The reason this is possible is that the city‘s minimum wage ordnance has an exemption that specifically allows a union collective-bargaining agreement to waive the law. Unions then negotiate whatever terms they can get, ignoring the law.

(There’s no such provision in the city of Seattle’s minimum wage law, but it’s common in other living-wage ordinances, including those governing some other airports where Alaska operates.)

This anomaly explains why Alaska Air, after getting rid of the IAM in 2005 by outsourcing baggage handling to nonunion contractor Menzies, abruptly reversed course in 2015 and ousted Menzies to bring back the IAM.

Alaska Air had publicly opposed the minimum wage law, but once it passed in SeaTac, unionizing was a way of getting around it.

That strategy is not lost on the IAM’s Coveny.

“If the law as written says a [labor] contract supersedes it, then these companies would be crazy not to organize and try to negotiate the wage down lower,” he said.

Coveny added that it’s up to the union to try to negotiate wages upward, though he contends that the added value of the benefits in the IAM contract needs to be taken into account.

“Our folks who are making roughly $20 an hour, at the end of the year their package is almost time and a half what the money [in wages] was worth,” he said.
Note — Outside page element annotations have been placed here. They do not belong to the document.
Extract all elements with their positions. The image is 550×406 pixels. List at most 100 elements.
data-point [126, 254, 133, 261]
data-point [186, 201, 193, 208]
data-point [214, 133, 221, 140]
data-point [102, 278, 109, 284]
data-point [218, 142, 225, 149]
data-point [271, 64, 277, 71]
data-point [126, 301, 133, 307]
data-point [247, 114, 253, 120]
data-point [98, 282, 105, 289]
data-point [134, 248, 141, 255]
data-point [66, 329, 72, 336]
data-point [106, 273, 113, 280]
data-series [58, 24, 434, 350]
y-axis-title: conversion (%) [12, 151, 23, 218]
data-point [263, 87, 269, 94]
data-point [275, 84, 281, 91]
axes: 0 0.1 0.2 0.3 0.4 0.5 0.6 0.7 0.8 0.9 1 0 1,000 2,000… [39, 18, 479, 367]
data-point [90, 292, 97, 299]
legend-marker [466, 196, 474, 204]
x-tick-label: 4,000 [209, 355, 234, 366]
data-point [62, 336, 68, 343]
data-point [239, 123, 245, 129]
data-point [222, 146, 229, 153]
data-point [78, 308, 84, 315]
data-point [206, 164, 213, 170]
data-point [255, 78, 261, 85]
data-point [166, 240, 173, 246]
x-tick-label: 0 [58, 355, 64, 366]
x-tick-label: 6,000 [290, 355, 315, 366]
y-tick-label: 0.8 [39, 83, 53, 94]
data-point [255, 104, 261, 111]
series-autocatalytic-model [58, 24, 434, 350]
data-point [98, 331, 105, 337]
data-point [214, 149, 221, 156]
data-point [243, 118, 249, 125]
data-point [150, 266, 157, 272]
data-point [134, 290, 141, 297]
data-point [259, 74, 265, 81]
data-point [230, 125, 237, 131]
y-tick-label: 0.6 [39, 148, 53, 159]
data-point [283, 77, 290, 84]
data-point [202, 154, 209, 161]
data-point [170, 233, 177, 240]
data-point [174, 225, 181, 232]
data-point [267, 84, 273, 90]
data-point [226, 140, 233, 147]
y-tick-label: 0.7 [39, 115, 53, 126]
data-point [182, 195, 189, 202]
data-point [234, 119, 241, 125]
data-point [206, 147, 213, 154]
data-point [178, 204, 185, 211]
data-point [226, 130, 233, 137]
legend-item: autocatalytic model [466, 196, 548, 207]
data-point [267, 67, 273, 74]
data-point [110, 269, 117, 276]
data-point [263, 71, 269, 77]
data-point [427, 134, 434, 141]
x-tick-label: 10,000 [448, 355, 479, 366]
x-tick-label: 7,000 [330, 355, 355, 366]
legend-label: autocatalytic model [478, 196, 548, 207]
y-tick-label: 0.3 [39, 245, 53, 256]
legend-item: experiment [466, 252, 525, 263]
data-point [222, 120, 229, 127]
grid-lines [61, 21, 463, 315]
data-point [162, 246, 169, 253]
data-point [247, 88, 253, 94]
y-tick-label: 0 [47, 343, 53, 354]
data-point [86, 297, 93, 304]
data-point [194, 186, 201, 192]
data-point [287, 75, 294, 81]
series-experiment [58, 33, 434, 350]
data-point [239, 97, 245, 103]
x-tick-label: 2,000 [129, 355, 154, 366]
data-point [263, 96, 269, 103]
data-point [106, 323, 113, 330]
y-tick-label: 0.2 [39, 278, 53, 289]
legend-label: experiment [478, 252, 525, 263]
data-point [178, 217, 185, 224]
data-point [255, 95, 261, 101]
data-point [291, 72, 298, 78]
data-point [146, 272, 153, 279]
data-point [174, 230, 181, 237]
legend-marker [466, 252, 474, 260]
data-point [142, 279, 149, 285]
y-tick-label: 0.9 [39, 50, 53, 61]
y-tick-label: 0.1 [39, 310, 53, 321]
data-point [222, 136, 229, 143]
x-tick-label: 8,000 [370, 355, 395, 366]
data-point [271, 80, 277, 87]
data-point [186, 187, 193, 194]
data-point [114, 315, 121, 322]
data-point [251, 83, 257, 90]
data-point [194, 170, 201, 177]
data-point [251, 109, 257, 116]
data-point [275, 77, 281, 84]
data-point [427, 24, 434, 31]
Still, right now, a food service worker inside the airport terminal will earn almost as much as a starting baggage handler, who is required to do constant heavy lifting, much of it outdoors in all kinds of weather.
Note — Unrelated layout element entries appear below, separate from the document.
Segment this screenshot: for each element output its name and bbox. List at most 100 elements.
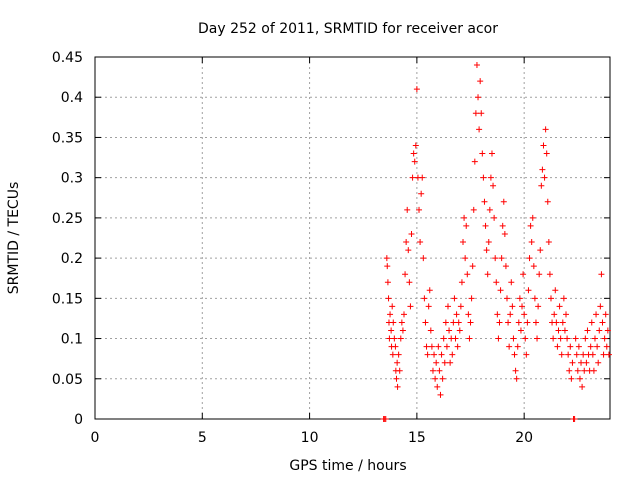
x-tick-labels: 0 5 10 15 20 <box>91 430 534 446</box>
y-tick-label: 0.45 <box>52 50 83 66</box>
data-point <box>401 311 407 318</box>
data-point <box>460 239 467 246</box>
data-point <box>454 343 461 350</box>
data-point <box>542 126 549 133</box>
data-point <box>510 335 517 342</box>
data-point <box>421 295 428 302</box>
data-point <box>560 295 567 302</box>
data-point <box>435 343 442 350</box>
data-point <box>603 343 610 350</box>
data-point <box>513 375 520 382</box>
data-point <box>403 239 410 246</box>
data-point <box>449 351 456 358</box>
data-point <box>468 295 475 302</box>
data-point <box>598 271 605 278</box>
data-point <box>493 279 500 286</box>
data-point <box>472 110 479 117</box>
data-point <box>530 263 537 270</box>
data-point <box>387 311 394 318</box>
data-point <box>457 303 464 310</box>
data-point <box>452 335 459 342</box>
data-point <box>576 375 583 382</box>
data-point <box>413 86 420 93</box>
y-tick-labels: 0 0.05 0.1 0.15 0.2 0.25 0.3 0.35 0.4 0.45 <box>52 50 83 428</box>
data-point <box>558 351 565 358</box>
data-point <box>525 287 532 294</box>
axis-ticks <box>94 56 610 420</box>
data-point <box>450 319 457 326</box>
data-point <box>492 255 499 262</box>
data-point <box>485 239 492 246</box>
data-point <box>571 416 578 422</box>
data-point <box>539 166 546 173</box>
y-tick-label: 0.35 <box>52 130 83 146</box>
data-point <box>490 182 497 189</box>
data-point <box>426 287 433 294</box>
data-point <box>391 335 398 342</box>
data-point <box>385 295 392 302</box>
grid <box>95 57 610 419</box>
data-point <box>582 335 589 342</box>
data-point <box>425 303 432 310</box>
data-point <box>551 311 558 318</box>
data-point <box>572 335 579 342</box>
data-point <box>397 335 404 342</box>
data-point <box>441 359 448 366</box>
data-point <box>394 359 401 366</box>
y-tick-label: 0.25 <box>52 211 83 227</box>
data-point <box>417 239 424 246</box>
data-point <box>424 351 431 358</box>
data-point <box>443 343 450 350</box>
data-point <box>515 319 522 326</box>
data-point <box>601 335 608 342</box>
data-point <box>505 319 512 326</box>
data-point <box>559 319 566 326</box>
data-point <box>524 319 531 326</box>
data-point <box>561 327 568 334</box>
data-point <box>521 311 528 318</box>
data-point <box>595 359 602 366</box>
data-point <box>506 343 513 350</box>
data-point <box>569 359 576 366</box>
x-tick-label: 20 <box>515 430 533 446</box>
data-point <box>478 110 485 117</box>
data-point <box>440 335 447 342</box>
data-point <box>575 343 582 350</box>
data-point <box>516 295 523 302</box>
data-point <box>491 214 498 221</box>
data-point <box>480 174 487 181</box>
data-point <box>602 311 609 318</box>
data-point <box>580 351 587 358</box>
data-point <box>419 174 426 181</box>
y-tick-label: 0.3 <box>61 171 83 187</box>
data-point <box>446 327 453 334</box>
data-point <box>389 303 396 310</box>
data-point <box>464 271 471 278</box>
data-point <box>535 303 542 310</box>
data-point <box>475 94 482 101</box>
data-point <box>554 343 561 350</box>
data-point <box>416 206 423 213</box>
x-axis-label: GPS time / hours <box>289 458 406 474</box>
data-point <box>504 295 510 302</box>
data-point <box>486 206 493 213</box>
data-point <box>534 335 541 342</box>
data-point <box>523 351 530 358</box>
data-point <box>469 263 476 270</box>
data-point <box>517 327 524 334</box>
data-point <box>382 416 389 422</box>
data-point <box>594 343 601 350</box>
data-point <box>428 343 435 350</box>
data-point <box>437 391 444 398</box>
data-point <box>522 335 529 342</box>
plot-frame <box>94 56 611 420</box>
data-point <box>591 335 598 342</box>
data-point <box>438 351 445 358</box>
data-point <box>501 230 508 237</box>
data-point <box>402 271 409 278</box>
data-point <box>566 367 573 374</box>
y-tick-label: 0.05 <box>52 372 83 388</box>
data-point <box>593 311 600 318</box>
data-point <box>557 335 564 342</box>
data-point <box>453 311 460 318</box>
Only after a new hire shows up on time enough to earn the extra reliability pay will the wage bump up to $23.52 per hour.

In the summer of 2021, when the pandemic had created a severe labor shortage while air travel boomed, Alaska was so short of ramp workers it asked executives to volunteer to sling bags in the bowels of Sea-Tac airport, and McGee offered an additional $2 per hour temporary bonus plus another $150 per two-week pay period for those who worked the full 80 hours.
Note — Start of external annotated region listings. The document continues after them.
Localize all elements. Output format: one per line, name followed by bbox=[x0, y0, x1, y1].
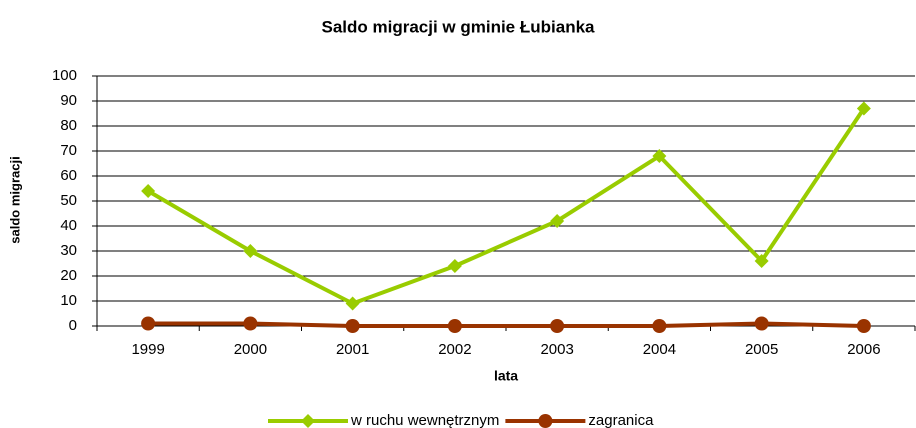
marker bbox=[141, 184, 156, 198]
marker bbox=[550, 319, 565, 333]
marker bbox=[754, 254, 769, 268]
legend-label: zagranica bbox=[588, 412, 654, 428]
x-tick-label: 2001 bbox=[336, 341, 369, 358]
y-tick-label: 80 bbox=[60, 117, 77, 134]
marker bbox=[447, 259, 462, 273]
x-tick-label: 2005 bbox=[745, 341, 778, 358]
marker bbox=[301, 414, 315, 428]
marker bbox=[243, 244, 258, 258]
y-tick-label: 10 bbox=[60, 292, 77, 309]
x-tick-label: 2000 bbox=[234, 341, 267, 358]
marker bbox=[345, 319, 360, 333]
x-tick-label: 2004 bbox=[643, 341, 676, 358]
x-tick-label: 1999 bbox=[131, 341, 164, 358]
marker bbox=[754, 316, 769, 331]
y-tick-label: 60 bbox=[60, 167, 77, 184]
y-tick-label: 70 bbox=[60, 142, 77, 159]
y-axis-label: saldo migracji bbox=[7, 156, 22, 243]
marker bbox=[550, 214, 565, 228]
x-tick-label: 2003 bbox=[540, 341, 573, 358]
y-tick-label: 50 bbox=[60, 192, 77, 209]
y-tick-label: 90 bbox=[60, 92, 77, 109]
marker bbox=[856, 101, 871, 116]
y-tick-label: 30 bbox=[60, 242, 77, 259]
y-tick-label: 100 bbox=[52, 67, 77, 84]
x-tick-label: 2002 bbox=[438, 341, 471, 358]
y-tick-label: 0 bbox=[69, 317, 77, 334]
series-line bbox=[147, 107, 866, 306]
marker bbox=[447, 319, 462, 333]
marker bbox=[141, 316, 156, 331]
x-axis-label: lata bbox=[494, 368, 518, 384]
marker bbox=[856, 319, 871, 333]
chart-title: Saldo migracji w gminie Łubianka bbox=[321, 17, 595, 36]
marker bbox=[652, 149, 667, 163]
y-tick-label: 40 bbox=[60, 217, 77, 234]
x-tick-label: 2006 bbox=[847, 341, 880, 358]
marker bbox=[652, 319, 667, 333]
marker bbox=[345, 296, 360, 311]
marker bbox=[538, 414, 553, 428]
series-line bbox=[148, 321, 864, 328]
legend-label: w ruchu wewnętrznym bbox=[350, 412, 499, 428]
marker bbox=[243, 316, 258, 331]
y-tick-label: 20 bbox=[60, 267, 77, 284]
Those bonuses are gone now.

How a union wage scale can fall below the minimum wage is also clear in another IAM contract that was agreed upon this past summer for 5,300 direct Alaska Airlines employees who work as gate agents, stores personnel and office staff, as well as for ramp workers who load cargo.

Starting pay for those workers is now $18.50 per hour, higher than the 2022 minimum wage at Sea-Tac of $17.74.

In June, Alaska’s Chief Operating Officer Constance von Muehlen praised that agreement as providing “a significant, market competitive boost in pay across our team.”

But that wage rate falls below the $19.06 per hour minimum wage that takes effect for other Sea-Tac workers on Jan. 1.

Even when the pay for new hires in that contract bumps up to $18.96 in August, it will still be below the minimum wage.

The McGee baggage handlers and airplane cleaners have similar wage prospects.

In a statement, McGee Air Services President Justin Neff, who formerly worked for eight years directly at Alaska Airlines, said, “We’re proud of this tentative agreement and the enhancements it brings to employees and the foundation it sets for our future success.”